[
https://issues.apache.org/jira/browse/CASSANDRA-21371?page=com.atlassian.jira.plugin.system.issuetabpanels:all-tabpanel
]
Dmitry Konstantinov updated CASSANDRA-21371:
--------------------------------------------
Summary: Account tombstones in paging for select queries (was: Account
tombstones paging for select queries)
> Account tombstones in paging for select queries
> -----------------------------------------------
>
> Key: CASSANDRA-21371
> URL: https://issues.apache.org/jira/browse/CASSANDRA-21371
> Project: Apache Cassandra
> Issue Type: New Feature
> Components: Consistency/Coordination, Local/Other
> Reporter: Dmitry Konstantinov
> Priority: Normal
>
> Currently Cassandra uses only live rows to track if it is enough rows for a
> page to return. As a result if a partition has a lot of tombstones we get
> performance issues: such queries are slow and consume read threads + a lot of
> objects are allocated to handle them and it creates a GC pressure spike.

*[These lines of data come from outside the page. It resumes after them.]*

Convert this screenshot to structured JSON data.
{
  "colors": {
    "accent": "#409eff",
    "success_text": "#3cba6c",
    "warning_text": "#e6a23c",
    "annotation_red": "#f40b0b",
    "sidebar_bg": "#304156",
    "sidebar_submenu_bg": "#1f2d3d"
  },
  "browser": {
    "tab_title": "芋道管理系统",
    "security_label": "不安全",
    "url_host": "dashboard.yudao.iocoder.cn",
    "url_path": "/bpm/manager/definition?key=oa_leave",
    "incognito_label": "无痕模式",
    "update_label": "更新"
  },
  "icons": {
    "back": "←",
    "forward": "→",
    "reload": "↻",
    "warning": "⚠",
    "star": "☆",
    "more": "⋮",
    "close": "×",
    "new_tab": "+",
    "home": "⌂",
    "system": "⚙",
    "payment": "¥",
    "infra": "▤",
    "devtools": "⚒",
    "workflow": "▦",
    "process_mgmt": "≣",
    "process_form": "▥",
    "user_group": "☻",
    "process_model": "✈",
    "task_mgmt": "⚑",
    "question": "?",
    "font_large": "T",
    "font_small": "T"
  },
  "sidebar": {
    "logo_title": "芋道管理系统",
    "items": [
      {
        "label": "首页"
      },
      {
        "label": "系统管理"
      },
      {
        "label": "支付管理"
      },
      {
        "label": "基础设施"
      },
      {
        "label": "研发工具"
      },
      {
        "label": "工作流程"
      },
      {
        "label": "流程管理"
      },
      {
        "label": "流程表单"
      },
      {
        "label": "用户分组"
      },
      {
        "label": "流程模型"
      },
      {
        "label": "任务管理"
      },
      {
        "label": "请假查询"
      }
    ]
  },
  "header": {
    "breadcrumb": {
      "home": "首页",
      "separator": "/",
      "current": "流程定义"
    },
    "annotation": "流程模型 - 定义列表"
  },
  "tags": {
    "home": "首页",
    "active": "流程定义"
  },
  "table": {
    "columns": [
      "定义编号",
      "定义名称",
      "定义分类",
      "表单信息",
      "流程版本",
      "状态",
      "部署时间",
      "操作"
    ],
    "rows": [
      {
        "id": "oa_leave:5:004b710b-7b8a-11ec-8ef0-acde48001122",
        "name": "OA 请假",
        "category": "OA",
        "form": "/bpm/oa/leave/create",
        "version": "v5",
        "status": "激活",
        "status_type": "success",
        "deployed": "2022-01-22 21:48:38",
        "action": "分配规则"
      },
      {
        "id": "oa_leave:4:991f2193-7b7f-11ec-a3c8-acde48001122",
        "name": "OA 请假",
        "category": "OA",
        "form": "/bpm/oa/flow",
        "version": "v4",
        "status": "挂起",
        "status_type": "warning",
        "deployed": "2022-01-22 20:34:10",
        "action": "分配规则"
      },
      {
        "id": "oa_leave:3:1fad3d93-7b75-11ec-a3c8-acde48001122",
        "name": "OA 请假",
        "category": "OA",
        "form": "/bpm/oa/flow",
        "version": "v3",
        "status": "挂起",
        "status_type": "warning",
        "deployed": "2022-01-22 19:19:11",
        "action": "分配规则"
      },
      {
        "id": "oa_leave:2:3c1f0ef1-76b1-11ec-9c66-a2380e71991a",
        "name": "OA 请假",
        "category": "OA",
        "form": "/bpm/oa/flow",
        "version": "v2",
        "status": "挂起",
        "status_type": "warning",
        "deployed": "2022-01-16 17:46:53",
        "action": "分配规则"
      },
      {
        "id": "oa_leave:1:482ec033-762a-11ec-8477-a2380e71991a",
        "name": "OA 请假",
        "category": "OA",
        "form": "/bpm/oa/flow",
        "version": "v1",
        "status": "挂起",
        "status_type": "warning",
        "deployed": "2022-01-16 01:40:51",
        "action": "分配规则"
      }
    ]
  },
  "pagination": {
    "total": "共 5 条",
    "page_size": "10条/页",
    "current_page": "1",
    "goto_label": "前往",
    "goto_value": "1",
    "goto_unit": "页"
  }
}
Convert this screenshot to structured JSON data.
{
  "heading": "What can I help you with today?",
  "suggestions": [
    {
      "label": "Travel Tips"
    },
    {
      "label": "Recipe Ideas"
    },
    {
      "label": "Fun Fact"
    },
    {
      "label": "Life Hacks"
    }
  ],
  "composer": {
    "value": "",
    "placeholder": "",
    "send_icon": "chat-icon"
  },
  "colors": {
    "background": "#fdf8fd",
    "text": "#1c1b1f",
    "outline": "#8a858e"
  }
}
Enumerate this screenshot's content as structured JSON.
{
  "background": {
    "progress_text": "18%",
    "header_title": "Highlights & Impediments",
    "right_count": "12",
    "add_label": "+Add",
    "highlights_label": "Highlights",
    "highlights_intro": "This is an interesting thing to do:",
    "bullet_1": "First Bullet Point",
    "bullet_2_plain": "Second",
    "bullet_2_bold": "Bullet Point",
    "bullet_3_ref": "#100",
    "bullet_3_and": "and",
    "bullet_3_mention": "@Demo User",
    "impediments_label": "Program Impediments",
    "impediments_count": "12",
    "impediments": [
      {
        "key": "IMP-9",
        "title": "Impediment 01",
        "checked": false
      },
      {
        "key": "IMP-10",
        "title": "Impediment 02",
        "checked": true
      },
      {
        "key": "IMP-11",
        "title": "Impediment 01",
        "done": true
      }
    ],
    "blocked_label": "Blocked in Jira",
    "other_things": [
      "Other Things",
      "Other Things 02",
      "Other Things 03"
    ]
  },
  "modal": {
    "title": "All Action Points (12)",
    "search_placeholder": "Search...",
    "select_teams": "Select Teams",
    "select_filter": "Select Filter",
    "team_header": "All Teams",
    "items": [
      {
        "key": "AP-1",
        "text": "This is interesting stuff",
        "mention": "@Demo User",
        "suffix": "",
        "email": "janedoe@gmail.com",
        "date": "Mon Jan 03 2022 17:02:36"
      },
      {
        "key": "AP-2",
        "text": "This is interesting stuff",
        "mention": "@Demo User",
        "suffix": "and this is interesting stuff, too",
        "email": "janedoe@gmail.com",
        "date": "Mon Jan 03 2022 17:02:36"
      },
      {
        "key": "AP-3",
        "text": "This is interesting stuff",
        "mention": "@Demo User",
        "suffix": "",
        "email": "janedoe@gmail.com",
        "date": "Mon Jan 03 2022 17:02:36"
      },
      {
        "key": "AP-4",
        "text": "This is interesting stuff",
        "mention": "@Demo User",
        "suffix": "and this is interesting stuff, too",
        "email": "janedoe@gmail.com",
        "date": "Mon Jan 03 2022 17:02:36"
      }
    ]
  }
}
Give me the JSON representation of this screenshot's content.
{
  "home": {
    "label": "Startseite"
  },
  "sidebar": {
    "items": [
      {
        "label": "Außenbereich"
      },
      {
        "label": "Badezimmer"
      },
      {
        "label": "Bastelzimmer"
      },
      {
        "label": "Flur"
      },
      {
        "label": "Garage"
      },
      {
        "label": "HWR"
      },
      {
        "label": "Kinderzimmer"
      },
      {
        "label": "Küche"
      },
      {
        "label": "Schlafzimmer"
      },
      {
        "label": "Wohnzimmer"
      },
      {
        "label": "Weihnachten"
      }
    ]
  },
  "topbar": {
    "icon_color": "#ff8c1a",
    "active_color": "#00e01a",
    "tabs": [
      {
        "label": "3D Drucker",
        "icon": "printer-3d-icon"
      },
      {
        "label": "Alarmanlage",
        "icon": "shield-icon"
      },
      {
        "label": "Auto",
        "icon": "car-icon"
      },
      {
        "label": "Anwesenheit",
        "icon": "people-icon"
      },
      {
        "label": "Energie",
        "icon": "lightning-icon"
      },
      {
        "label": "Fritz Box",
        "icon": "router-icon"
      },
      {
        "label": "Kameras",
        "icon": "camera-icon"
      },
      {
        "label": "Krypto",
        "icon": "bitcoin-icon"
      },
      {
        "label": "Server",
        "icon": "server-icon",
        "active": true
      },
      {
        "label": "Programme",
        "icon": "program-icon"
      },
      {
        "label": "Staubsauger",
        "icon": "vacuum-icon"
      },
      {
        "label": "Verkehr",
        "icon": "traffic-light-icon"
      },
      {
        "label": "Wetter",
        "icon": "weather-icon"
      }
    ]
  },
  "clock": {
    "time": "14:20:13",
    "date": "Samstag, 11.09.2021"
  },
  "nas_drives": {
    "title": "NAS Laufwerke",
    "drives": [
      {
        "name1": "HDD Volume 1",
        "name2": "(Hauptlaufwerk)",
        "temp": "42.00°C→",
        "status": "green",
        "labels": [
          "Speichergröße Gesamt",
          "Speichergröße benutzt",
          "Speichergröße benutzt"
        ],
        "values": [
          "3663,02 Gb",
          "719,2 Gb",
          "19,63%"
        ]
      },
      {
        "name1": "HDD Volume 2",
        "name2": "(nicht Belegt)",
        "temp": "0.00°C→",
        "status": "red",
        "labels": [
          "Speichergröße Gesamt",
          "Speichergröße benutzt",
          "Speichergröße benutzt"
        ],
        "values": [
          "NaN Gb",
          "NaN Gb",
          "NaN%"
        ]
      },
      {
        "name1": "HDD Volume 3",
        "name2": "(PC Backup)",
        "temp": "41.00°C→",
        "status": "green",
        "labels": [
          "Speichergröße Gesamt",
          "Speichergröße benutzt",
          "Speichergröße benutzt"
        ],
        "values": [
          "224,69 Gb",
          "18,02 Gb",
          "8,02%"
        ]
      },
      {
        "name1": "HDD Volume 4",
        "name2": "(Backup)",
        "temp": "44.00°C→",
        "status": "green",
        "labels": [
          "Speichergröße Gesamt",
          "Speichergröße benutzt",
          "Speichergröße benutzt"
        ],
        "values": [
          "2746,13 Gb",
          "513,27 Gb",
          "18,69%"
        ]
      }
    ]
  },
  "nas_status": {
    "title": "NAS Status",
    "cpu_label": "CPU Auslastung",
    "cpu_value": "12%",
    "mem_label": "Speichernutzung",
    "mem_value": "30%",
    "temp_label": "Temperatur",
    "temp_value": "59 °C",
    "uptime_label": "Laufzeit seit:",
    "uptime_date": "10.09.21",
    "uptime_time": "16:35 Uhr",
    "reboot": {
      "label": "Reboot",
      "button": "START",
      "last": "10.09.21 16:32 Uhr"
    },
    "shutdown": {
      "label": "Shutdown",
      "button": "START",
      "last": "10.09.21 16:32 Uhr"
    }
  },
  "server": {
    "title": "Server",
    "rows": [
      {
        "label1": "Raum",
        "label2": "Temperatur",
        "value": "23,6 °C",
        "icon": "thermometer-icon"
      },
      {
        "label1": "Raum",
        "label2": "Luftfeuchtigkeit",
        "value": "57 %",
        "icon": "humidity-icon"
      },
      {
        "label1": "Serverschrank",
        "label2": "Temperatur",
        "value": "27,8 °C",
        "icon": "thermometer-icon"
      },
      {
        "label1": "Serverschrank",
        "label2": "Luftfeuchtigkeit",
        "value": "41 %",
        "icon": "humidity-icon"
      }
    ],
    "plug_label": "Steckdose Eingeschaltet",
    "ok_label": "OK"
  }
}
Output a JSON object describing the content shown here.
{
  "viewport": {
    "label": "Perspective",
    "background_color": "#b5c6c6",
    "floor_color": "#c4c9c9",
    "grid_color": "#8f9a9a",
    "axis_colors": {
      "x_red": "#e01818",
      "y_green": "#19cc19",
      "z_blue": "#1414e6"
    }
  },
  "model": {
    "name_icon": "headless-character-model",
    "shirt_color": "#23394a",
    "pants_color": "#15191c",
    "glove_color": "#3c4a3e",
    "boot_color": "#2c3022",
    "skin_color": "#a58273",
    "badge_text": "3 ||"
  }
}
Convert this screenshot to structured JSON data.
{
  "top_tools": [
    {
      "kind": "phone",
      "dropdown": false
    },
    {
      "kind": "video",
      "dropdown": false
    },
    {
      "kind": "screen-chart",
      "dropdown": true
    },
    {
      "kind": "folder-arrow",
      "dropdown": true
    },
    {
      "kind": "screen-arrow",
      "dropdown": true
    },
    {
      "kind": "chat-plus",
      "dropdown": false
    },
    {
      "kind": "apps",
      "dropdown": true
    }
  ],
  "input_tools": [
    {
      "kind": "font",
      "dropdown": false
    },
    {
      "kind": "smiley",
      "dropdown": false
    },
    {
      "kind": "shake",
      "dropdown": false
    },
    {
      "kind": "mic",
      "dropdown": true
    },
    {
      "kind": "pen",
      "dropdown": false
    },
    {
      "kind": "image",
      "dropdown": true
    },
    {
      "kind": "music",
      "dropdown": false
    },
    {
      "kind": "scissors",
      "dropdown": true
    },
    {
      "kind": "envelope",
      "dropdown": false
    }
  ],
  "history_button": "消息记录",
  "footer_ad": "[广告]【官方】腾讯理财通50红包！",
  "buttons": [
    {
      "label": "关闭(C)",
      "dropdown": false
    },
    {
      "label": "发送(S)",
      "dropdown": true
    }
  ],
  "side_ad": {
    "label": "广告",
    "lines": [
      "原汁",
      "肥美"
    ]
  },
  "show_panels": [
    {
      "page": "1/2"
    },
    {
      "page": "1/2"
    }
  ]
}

> To avoid such issues we can:
> * consider tombstone unfiltered items during read paging in the same ways as
> alive rows
> * OR introduce a byte-sized limit for page which accounts alive rows as well
> as tombstones
> It means we can return a smaller number of rows in a result or even 0 but it
> does not mean that there is no data anymore in DB, an app still needs to
> fetch data.
> So, if we have for example 60k row tombstones, we will fetch 5k and return
> back an answer to a client, so this particular request can be slower from a
> client point of view due to several pages to fetch but it will allow to have
> DB heathy by avoid read threads occupied for an unpredictable amount of time.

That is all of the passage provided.